Der Ausschluss russischer Banken aus dem Bezahl- und Bankenkommunikationssystem SWIFT – nach anfänglichem Zögern vor allem der deutschen, italienischen und ungarischen Regierungen dann doch am Wochenende beschlossen – schneidet die russische Wirtschaft von ihren Geschäftspartnern im Westen ab. Der Rubel stürzte ab. Die Zentralbank sah sich am Montag gezwungen, den Leitzins auf 20 Prozent zu verdoppeln. Der Sold der russischen Soldaten hat seit Kriegsbeginn die Hälfte seines Gegenwerts in Dollar eingebüßt. Und die Sanktionen gegen die russische Zentralbank führen dazu, dass Putin seine Kriegskasse verliert. Die russische Zentralbank hat keinen Zugriff auf ihre Devisenreserven und Auslandskonten mehr.
Zu Beginn des russischen Angriffs auf die Ukraine schien es, als ob die Fremdwährungsreserven der Zentralbank in Höhe von mehr als 460 Milliarden Dollar das Land auch durch eine längere Zeit von Wirtschaftssanktionen tragen würden. Doch dann beschlossen die EU, die USA und Großbritannien, die Guthaben Russlands auf Zentralbankkonten im Ausland einzufrieren. Diese machen zusammen mit Krediten des Internationalen Währungsfonds (IWF) den Großteil der Fremdwährungsreserven aus. Und da der IWF laut Statut Kriege nicht mitfinanzieren darf, muss er Russlands Guthaben an Sonderziehungsrechten blockieren. Damit sind wesentliche Teile von Putins Kriegskasse futsch, bis auf etwa 130 Milliarden Dollar in Gold, die in Moskau liegen. Kredit im Ausland hat das Regime nicht mehr. Auch China wird den Teufel tun und Russlands Krieg in Europa finanziell unterstützen.

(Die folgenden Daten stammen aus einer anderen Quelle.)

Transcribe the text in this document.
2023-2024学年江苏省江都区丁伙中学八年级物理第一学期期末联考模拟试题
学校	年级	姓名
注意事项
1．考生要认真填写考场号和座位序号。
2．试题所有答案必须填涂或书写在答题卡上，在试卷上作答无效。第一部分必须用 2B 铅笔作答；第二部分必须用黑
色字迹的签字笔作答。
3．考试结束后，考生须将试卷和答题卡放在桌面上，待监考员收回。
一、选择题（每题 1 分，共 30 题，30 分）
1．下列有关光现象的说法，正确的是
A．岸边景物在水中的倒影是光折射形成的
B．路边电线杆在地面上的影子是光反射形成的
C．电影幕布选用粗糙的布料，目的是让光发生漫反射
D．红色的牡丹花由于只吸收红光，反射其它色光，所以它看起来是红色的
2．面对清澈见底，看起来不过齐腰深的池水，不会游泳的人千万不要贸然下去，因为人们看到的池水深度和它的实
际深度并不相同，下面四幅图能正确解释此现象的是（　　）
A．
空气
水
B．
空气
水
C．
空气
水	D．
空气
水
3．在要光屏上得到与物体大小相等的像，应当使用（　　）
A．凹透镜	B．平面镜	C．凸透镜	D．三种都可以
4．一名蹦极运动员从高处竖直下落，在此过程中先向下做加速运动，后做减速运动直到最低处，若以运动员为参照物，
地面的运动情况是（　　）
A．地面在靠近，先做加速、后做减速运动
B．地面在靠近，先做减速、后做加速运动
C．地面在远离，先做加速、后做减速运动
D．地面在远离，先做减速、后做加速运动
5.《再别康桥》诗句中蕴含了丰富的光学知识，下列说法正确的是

Wirtschaftliche Erholung nach Corona ist verschoben
Der Angriffskrieg gegen die Ukraine ist nicht nur weltpolitisch eine Zäsur. Er macht auch all jenen einen dicken Strich durch die Rechnung, die nach der lang anhaltenden Corona-Krise – dem größten Einbruch der Weltwirtschaft seit Ende des letzten Weltkriegs – auf einen raschen Aufschwung der Weltwirtschaft gesetzt hatten. Denn so viel ist sicher: Es wird deutliche Einbußen an Wachstum geben. Also werden die Europäische Zentralbank und auch die Federal Reserve in den USA ihre schon angekündigten Zinswenden wohl aufschieben. Gut möglich, dass statt dem Ende des viel gescholtenen Ankaufs von Staatsanleihen nun eine Neuauflage folgt.
Die ukrainische Wirtschaft wird die schlimmsten Schäden erleiden, egal wie der Krieg ausgeht. Im günstigsten Fall, wenn die Ukraine als selbstständiger Staat überlebt, wird es viele Jahre und massive Finanzhilfen aus der EU brauchen, um das kriegszerstörte Land wieder aufzubauen. Eisenbahnen und Häfen lassen sich reparieren, Lieferketten und Handelsnetze wieder knüpfen, aber zu einem hohen Preis. Verbleibt die Ukraine unter russischer Besatzung, verkommt sie im Sumpf des russischen Gangster-Kapitalismus.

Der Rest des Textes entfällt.